At the instigation of Tuckson, the Gallery began collecting art from the Pacific region in 1962. Starting with purchases from commercial galleries in Sydney, the collection expanded significantly after he travelled to the Sepik region of New Guinea in 1965, resulting in the first major exhibition of Melanesian art to be held at the Gallery in 1966, with Stanley Gordon Moriarty as one of the major lenders. Between 1968 and 1977, the Gallery acquired over 500 works from the Moriarty Collection, one of the largest and most important private collections of New Guinea Highlands art in the world. Spending 1967 on a study tour of the world’s art museums, Tuckson took considerable responsibility for rebuilding developments at the Gallery, overseeing the Captain Cook wing extension from 1968 to 1972.

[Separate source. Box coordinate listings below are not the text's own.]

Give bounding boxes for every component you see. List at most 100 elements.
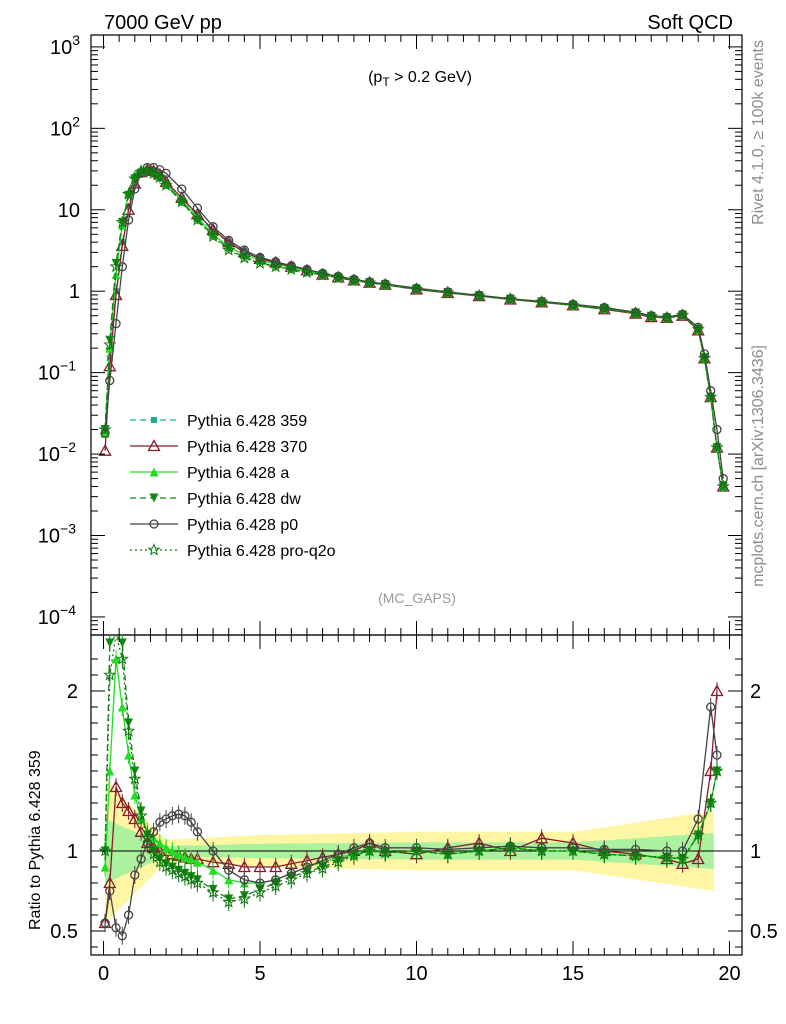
main-point-0-4 xyxy=(125,203,132,210)
main-ytick-label-4: 10−1 xyxy=(38,358,76,385)
ratio-point-3-0 xyxy=(100,918,110,928)
ratio-point-4-17 xyxy=(222,895,236,908)
ratio-point-4-33 xyxy=(566,844,580,857)
header-right-title: Soft QCD xyxy=(647,12,733,34)
legend-label-1: Pythia 6.428 370 xyxy=(187,439,307,456)
ratio-point-4-11 xyxy=(165,863,179,876)
main-point-5-30 xyxy=(566,298,580,311)
ratio-point-1-0 xyxy=(100,862,110,872)
ratio-point-1-17 xyxy=(224,875,234,885)
ratio-series-line-2 xyxy=(104,633,718,900)
mcplots-label: mcplots.cern.ch [arXiv:1306.3436] xyxy=(750,345,767,587)
main-point-5-1 xyxy=(103,337,117,351)
ratio-point-4-9 xyxy=(153,855,167,868)
main-point-5-14 xyxy=(222,243,236,256)
main-point-5-29 xyxy=(535,294,549,308)
rivet-version-label: Rivet 4.1.0, ≥ 100k events xyxy=(750,40,767,225)
main-point-4-5 xyxy=(130,184,140,194)
main-point-5-23 xyxy=(362,275,377,289)
main-point-5-28 xyxy=(503,292,517,305)
ratio-point-1-13 xyxy=(180,852,190,862)
ratio-point-4-23 xyxy=(316,861,330,875)
legend-label-2: Pythia 6.428 a xyxy=(187,465,289,482)
main-point-5-8 xyxy=(147,166,161,179)
main-point-5-13 xyxy=(206,229,220,243)
main-point-5-16 xyxy=(253,256,267,269)
main-point-5-24 xyxy=(378,277,392,291)
main-ytick-label-3: 1 xyxy=(69,281,80,303)
main-point-2-2 xyxy=(111,270,121,280)
ratio-series-layer xyxy=(98,633,724,945)
main-point-5-40 xyxy=(716,479,730,493)
main-point-4-18 xyxy=(286,261,296,271)
main-point-5-10 xyxy=(159,178,173,191)
ratio-point-4-31 xyxy=(503,840,517,854)
ratio-point-1-10 xyxy=(161,843,171,853)
main-point-5-32 xyxy=(629,306,643,319)
main-point-4-12 xyxy=(192,203,203,213)
main-point-4-1 xyxy=(105,375,115,386)
ratio-xtick-label-3: 15 xyxy=(562,963,584,985)
ratio-point-4-18 xyxy=(237,892,251,905)
ratio-point-0-19 xyxy=(253,860,267,873)
ratio-xtick-label-2: 10 xyxy=(405,963,427,985)
ratio-point-4-22 xyxy=(300,866,314,879)
main-point-3-13 xyxy=(208,231,218,241)
main-point-5-27 xyxy=(472,288,486,302)
main-point-5-35 xyxy=(675,308,690,321)
main-point-5-37 xyxy=(697,351,712,364)
main-ytick-label-1: 102 xyxy=(50,113,80,140)
legend-marker-2 xyxy=(149,467,159,477)
legend-marker-4 xyxy=(149,519,159,529)
main-point-4-39 xyxy=(712,424,722,435)
ratio-point-4-3 xyxy=(115,652,129,665)
ratio-ytick-label-left-1: 1 xyxy=(67,841,78,863)
main-point-1-1 xyxy=(103,359,117,372)
main-point-5-39 xyxy=(710,440,724,454)
ratio-point-4-5 xyxy=(128,772,142,785)
main-point-5-19 xyxy=(300,265,314,279)
main-point-5-2 xyxy=(109,259,123,273)
ratio-point-3-40 xyxy=(712,750,722,760)
legend-marker-3 xyxy=(149,493,159,503)
ratio-point-3-39 xyxy=(706,702,716,712)
ratio-point-4-37 xyxy=(675,852,690,865)
main-point-5-12 xyxy=(190,212,204,226)
main-point-5-36 xyxy=(691,322,705,335)
header-left-title: 7000 GeV pp xyxy=(104,12,222,34)
main-point-5-3 xyxy=(115,215,129,228)
main-point-4-10 xyxy=(161,168,171,179)
main-ytick-label-7: 10−4 xyxy=(38,602,76,629)
ratio-ytick-label-right-2: 2 xyxy=(750,681,761,703)
ratio-point-4-10 xyxy=(159,860,173,873)
ratio-point-4-15 xyxy=(190,876,204,889)
main-point-4-11 xyxy=(177,184,187,194)
main-point-5-17 xyxy=(269,259,283,273)
ratio-point-3-8 xyxy=(148,827,159,837)
main-point-5-20 xyxy=(316,268,330,281)
main-point-4-7 xyxy=(142,162,152,173)
ratio-point-0-5 xyxy=(128,812,142,825)
ratio-point-4-1 xyxy=(103,668,117,681)
ratio-point-3-2 xyxy=(111,923,121,933)
ratio-point-4-40 xyxy=(710,764,724,777)
ratio-point-4-19 xyxy=(253,885,267,899)
ratio-point-3-5 xyxy=(130,870,140,880)
ratio-xtick-label-1: 5 xyxy=(254,963,265,985)
ratio-point-1-3 xyxy=(117,702,127,712)
ratio-point-3-14 xyxy=(186,817,196,827)
legend-label-5: Pythia 6.428 pro-q2o xyxy=(187,543,336,560)
ratio-point-4-26 xyxy=(362,844,377,857)
ratio-point-1-14 xyxy=(186,854,196,864)
ratio-point-4-34 xyxy=(597,847,611,860)
ratio-point-3-17 xyxy=(224,865,234,875)
ratio-point-4-39 xyxy=(704,796,718,809)
ratio-point-3-18 xyxy=(239,875,250,885)
ratio-point-3-11 xyxy=(167,811,178,821)
watermark-label: (MC_GAPS) xyxy=(378,590,456,606)
main-point-4-8 xyxy=(148,162,159,173)
main-point-5-33 xyxy=(644,309,658,323)
ratio-point-1-2 xyxy=(111,654,121,664)
main-point-3-8 xyxy=(149,170,159,180)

Tuckson was so heavily involved in all Gallery activities that many people knew him only as an arts administrator. They were surprised in 1970 when he exhibited 65 of his paintings at the Watters Gallery in Sydney to critical acclaim. Drawing and painting all his life, he contributed a number of works to group exhibitions from the 1950s, progressing from portrait and figure studies, such as Interior with figures 1954, to increasingly abstract works that employed simplified form and restricted colour to allow him to concentrate on the act of painting as exemplified in his Drawing c1962-5. While absorbing developments in European and American abstraction and admiring the work of fellow Australian artist Ian Fairweather, the vital force behind his approach was his lifelong interest in Aboriginal and Melanesian art.
It is for his later paintings such as White lines (vertical) on ultramarine 1970-3 that Tuckson is admired as one of Australia’s finest abstract expressionists. He was inspired by American artists such as Mark Rothko and Jackson Pollock, whose influence can be seen in the vertical constructions in this large-scale painting. The passionate urgency of this work also reflects Tuckson’s belief that painting should be a direct manifestation of the spirit as he suggested in 1964: 'If we consider the several components manifested in a work of art … foremost is man himself, the artist … but equally important is the use of his intuitive faculties – the influence of the unconscious.’
Tuckson held his second solo exhibition in 1973, a few months before his premature death from cancer at the age of 52. Untitled (Pale yellow with charcoal lines) 1973 presents a surface animated by broad, lyrical brushstrokes. Layers of paint in subdued hues have been built up on the hardboard surface. A long, narrow section of the composition is left unpainted, revealing the raw board beneath. This vertical strip, which is reminiscent of a Barnett Newman 'zip’ – and which is echoed in the charcoal lines drawn on the painted surface – brings a host of allusions into play with the painting.
A memorial retrospective of Tuckson’s work was held by the Gallery in 1976 followed by a major touring survey organised by the Heide Museum of Modern Art, Melbourne, in 1989 and the travelling exhibition Painting forever: the art of Tony Tuckson in 2000.